No one should have to do all of the work in a relationship. Part of being in a relationship means being a teammate, and a partner. And you really shouldn’t have to tell someone how to behave, what to say, and what they need to do in order to have a normal, healthy, and happy relationship. But if you find yourself telling your partner how they need to improve, and that information goes in one of their ears and out the other, you’re basically wasting your time.


We should all love ourselves enough to know the difference between a healthy relationship and an unhealthy one. You see, when we value ourselves and we know our self-worth, we don’t stand for being treated poorly or for being the only one giving in a relationship. There are many different ways that couples can give to each other, so they don’t necessarily have to be giving in the same manner. But when one person feels as if their relationship is lopsided, and that they’re the only one who’s trying hard to make things work, then they shouldn’t settle for that relationship, and they should explore the world, and find a better match that will be willing to give their love, and put effort into maintaining a relationship with them.

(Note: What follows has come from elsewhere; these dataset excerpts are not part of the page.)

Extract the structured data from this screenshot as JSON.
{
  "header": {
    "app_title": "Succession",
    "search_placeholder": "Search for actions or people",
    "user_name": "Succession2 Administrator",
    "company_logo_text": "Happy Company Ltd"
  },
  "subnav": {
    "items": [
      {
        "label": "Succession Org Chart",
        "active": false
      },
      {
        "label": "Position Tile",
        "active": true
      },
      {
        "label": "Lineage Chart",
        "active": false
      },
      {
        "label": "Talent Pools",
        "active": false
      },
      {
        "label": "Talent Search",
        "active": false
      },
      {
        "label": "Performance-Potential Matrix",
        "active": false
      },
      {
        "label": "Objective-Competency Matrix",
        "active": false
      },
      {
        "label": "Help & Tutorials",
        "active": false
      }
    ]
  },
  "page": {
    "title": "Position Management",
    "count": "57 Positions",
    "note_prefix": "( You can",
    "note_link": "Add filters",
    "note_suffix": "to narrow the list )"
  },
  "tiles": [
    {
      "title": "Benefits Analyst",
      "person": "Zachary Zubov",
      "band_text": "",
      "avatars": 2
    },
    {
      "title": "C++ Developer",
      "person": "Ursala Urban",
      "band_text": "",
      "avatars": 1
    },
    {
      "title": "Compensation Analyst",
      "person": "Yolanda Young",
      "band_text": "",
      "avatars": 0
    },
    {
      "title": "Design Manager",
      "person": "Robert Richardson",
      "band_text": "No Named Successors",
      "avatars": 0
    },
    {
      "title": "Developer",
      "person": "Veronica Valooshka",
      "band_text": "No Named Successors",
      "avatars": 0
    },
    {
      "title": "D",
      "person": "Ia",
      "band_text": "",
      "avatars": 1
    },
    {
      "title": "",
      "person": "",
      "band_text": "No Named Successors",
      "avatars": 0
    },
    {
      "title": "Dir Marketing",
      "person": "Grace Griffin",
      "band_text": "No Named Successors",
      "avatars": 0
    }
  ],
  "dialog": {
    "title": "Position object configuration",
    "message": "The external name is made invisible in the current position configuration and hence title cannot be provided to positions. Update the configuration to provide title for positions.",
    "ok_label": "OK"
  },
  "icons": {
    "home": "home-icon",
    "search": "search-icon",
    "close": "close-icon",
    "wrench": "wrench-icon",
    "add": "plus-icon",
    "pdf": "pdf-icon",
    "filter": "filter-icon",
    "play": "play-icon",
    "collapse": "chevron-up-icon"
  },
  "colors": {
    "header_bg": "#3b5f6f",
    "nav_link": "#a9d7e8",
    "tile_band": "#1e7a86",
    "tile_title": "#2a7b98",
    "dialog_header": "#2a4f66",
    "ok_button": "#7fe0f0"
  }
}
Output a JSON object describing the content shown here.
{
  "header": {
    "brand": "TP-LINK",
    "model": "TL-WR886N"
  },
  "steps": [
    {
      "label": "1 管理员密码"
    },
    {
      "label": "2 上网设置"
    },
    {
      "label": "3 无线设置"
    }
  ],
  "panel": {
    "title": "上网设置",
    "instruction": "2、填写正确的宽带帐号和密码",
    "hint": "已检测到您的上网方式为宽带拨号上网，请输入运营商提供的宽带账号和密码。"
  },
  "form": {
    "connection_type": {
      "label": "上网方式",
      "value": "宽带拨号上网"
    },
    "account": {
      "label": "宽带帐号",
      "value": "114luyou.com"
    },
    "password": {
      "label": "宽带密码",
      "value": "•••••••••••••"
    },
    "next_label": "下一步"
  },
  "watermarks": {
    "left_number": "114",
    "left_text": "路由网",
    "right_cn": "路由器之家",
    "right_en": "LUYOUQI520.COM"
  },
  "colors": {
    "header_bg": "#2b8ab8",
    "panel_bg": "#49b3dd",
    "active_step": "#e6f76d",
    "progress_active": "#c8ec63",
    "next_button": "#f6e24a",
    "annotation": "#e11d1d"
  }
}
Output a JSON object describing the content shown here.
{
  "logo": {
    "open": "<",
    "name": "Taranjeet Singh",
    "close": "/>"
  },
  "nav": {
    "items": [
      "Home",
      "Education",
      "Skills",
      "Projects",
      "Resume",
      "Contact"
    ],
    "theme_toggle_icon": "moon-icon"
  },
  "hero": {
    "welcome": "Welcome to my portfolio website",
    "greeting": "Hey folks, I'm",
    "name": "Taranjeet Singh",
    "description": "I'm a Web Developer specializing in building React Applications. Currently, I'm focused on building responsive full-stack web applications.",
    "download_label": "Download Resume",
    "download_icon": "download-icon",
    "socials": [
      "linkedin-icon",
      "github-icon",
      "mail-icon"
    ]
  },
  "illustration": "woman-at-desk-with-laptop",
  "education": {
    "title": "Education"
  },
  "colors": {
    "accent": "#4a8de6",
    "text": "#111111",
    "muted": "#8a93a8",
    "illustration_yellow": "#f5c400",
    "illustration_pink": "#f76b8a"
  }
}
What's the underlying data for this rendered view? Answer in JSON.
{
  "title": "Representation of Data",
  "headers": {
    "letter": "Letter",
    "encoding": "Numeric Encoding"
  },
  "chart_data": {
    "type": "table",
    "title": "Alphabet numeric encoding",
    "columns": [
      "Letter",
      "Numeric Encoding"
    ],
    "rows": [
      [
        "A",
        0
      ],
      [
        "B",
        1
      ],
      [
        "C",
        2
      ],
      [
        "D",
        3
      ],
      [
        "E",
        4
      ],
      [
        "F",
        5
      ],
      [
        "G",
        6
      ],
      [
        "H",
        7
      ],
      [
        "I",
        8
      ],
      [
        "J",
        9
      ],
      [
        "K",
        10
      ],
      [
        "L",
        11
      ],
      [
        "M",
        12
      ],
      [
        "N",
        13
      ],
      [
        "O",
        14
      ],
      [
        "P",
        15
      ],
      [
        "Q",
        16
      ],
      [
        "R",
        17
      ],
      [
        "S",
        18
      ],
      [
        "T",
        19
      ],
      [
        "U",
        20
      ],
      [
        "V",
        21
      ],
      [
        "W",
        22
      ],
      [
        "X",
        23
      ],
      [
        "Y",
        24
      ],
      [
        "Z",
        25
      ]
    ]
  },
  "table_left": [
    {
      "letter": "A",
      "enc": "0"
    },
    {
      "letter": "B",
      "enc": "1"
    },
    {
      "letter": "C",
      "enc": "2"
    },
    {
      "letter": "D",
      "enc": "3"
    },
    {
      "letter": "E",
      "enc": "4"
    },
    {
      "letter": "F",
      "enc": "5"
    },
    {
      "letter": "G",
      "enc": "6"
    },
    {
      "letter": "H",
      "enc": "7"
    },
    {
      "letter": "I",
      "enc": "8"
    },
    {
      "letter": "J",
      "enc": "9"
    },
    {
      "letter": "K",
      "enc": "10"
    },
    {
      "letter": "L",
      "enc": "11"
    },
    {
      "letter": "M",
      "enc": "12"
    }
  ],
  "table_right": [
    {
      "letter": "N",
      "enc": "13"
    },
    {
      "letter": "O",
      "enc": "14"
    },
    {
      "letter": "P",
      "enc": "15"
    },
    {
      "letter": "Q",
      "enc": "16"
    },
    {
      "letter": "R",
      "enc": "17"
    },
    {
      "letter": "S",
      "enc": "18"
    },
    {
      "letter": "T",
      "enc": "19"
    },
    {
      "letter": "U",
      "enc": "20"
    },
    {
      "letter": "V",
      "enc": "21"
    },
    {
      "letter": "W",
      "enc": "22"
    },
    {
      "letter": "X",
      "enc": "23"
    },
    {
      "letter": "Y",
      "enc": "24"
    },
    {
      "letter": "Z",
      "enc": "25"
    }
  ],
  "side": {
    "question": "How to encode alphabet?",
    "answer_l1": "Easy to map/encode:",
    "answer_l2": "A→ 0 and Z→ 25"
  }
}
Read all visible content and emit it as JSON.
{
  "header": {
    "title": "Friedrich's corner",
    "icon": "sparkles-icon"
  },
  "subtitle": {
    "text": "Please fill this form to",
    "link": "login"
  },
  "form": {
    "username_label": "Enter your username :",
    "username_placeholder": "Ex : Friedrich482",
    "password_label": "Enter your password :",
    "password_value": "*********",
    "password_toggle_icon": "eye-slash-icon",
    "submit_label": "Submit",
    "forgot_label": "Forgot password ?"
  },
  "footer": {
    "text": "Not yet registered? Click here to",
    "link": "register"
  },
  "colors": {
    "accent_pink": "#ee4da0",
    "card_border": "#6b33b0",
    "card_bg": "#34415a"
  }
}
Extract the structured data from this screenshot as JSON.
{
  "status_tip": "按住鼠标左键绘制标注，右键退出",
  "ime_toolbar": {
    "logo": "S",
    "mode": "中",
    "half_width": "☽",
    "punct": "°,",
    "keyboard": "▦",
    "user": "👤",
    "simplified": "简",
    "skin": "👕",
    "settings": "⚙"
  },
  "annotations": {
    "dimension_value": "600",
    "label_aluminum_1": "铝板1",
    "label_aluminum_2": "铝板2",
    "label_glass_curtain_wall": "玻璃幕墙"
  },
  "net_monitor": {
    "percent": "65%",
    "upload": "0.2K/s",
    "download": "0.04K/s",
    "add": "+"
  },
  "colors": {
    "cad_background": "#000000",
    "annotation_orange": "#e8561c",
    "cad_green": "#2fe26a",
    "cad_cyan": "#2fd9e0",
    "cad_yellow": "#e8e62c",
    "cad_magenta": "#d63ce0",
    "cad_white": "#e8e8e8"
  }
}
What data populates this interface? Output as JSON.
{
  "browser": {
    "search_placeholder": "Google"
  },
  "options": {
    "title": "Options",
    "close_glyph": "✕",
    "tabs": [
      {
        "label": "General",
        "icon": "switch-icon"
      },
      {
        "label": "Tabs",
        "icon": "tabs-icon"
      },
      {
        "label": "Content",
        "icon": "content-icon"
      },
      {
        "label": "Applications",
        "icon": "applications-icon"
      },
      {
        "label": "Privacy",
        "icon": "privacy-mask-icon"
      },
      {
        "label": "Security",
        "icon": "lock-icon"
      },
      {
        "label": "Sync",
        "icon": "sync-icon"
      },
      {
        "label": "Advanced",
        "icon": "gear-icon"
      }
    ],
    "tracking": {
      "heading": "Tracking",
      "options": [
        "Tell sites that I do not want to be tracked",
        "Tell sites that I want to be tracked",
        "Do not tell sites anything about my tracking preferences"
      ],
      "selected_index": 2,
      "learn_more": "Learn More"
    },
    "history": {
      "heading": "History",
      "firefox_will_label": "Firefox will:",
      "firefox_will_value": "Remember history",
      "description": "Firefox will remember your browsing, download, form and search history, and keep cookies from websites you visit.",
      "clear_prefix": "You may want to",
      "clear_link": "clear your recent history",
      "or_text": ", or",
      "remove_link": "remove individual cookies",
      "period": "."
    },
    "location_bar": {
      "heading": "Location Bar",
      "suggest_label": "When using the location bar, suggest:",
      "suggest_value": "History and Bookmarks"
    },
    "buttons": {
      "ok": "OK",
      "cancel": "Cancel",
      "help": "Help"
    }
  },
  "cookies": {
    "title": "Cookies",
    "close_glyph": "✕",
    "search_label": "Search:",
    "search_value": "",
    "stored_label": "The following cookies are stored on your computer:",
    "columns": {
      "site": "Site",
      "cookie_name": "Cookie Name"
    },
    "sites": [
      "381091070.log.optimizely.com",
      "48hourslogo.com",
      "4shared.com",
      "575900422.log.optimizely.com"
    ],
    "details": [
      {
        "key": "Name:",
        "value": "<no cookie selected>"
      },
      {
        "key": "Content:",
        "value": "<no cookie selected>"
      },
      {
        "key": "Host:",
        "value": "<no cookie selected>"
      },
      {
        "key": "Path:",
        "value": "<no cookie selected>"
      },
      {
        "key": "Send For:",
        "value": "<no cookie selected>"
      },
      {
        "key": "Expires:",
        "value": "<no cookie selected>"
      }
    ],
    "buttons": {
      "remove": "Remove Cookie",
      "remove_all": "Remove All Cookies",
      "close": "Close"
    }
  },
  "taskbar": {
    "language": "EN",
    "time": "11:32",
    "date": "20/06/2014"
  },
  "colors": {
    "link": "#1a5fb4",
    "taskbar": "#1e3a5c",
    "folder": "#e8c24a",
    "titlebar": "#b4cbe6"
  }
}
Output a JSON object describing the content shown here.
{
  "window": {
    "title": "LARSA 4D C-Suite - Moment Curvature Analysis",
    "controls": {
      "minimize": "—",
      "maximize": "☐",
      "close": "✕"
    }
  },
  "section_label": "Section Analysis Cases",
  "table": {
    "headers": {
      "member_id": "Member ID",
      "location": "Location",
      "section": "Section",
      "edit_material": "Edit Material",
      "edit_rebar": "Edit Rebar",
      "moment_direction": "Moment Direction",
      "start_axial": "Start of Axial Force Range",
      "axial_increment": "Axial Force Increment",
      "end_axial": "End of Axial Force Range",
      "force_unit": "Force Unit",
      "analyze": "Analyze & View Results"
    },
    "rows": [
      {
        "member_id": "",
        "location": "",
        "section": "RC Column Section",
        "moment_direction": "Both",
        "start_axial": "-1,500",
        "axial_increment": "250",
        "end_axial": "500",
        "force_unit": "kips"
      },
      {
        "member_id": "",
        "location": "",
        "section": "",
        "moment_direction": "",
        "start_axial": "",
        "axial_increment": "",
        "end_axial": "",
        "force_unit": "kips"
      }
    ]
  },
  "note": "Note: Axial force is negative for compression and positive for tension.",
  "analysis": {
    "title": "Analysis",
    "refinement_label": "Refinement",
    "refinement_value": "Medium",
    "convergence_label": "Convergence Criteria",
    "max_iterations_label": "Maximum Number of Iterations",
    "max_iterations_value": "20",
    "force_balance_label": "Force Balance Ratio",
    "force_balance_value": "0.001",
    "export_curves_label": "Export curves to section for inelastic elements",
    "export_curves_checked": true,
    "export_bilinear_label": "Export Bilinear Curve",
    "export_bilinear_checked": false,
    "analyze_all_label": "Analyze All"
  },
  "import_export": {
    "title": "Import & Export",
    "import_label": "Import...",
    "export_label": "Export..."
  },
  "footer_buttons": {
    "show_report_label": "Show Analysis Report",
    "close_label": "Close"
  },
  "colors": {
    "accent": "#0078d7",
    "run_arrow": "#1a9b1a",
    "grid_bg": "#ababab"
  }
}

A huge part of being in a relationship is understanding that it’s not always going to be easy, and you’re going to have to work really hard towards making things better. When it comes to working on your relationship, you also have to be willing to work on yourself, and the truth is, improving ourselves and our relationships, are lifelong things that are part of the journey. This is something that we all need to come to terms with.


If you want a certain type of relationship, you have to be willing to work hard towards getting it, and then maintaining it. You can’t expect for things to improve in your love life if you’re going to sweep things under the rug, avoid confrontation, or if you’re going to avoid drama altogether. You need to be able to communicate your feelings to your partner when you have concerns, and if you’re feeling that your partner simply gave up, and isn’t willing to work on things, then you should just leave.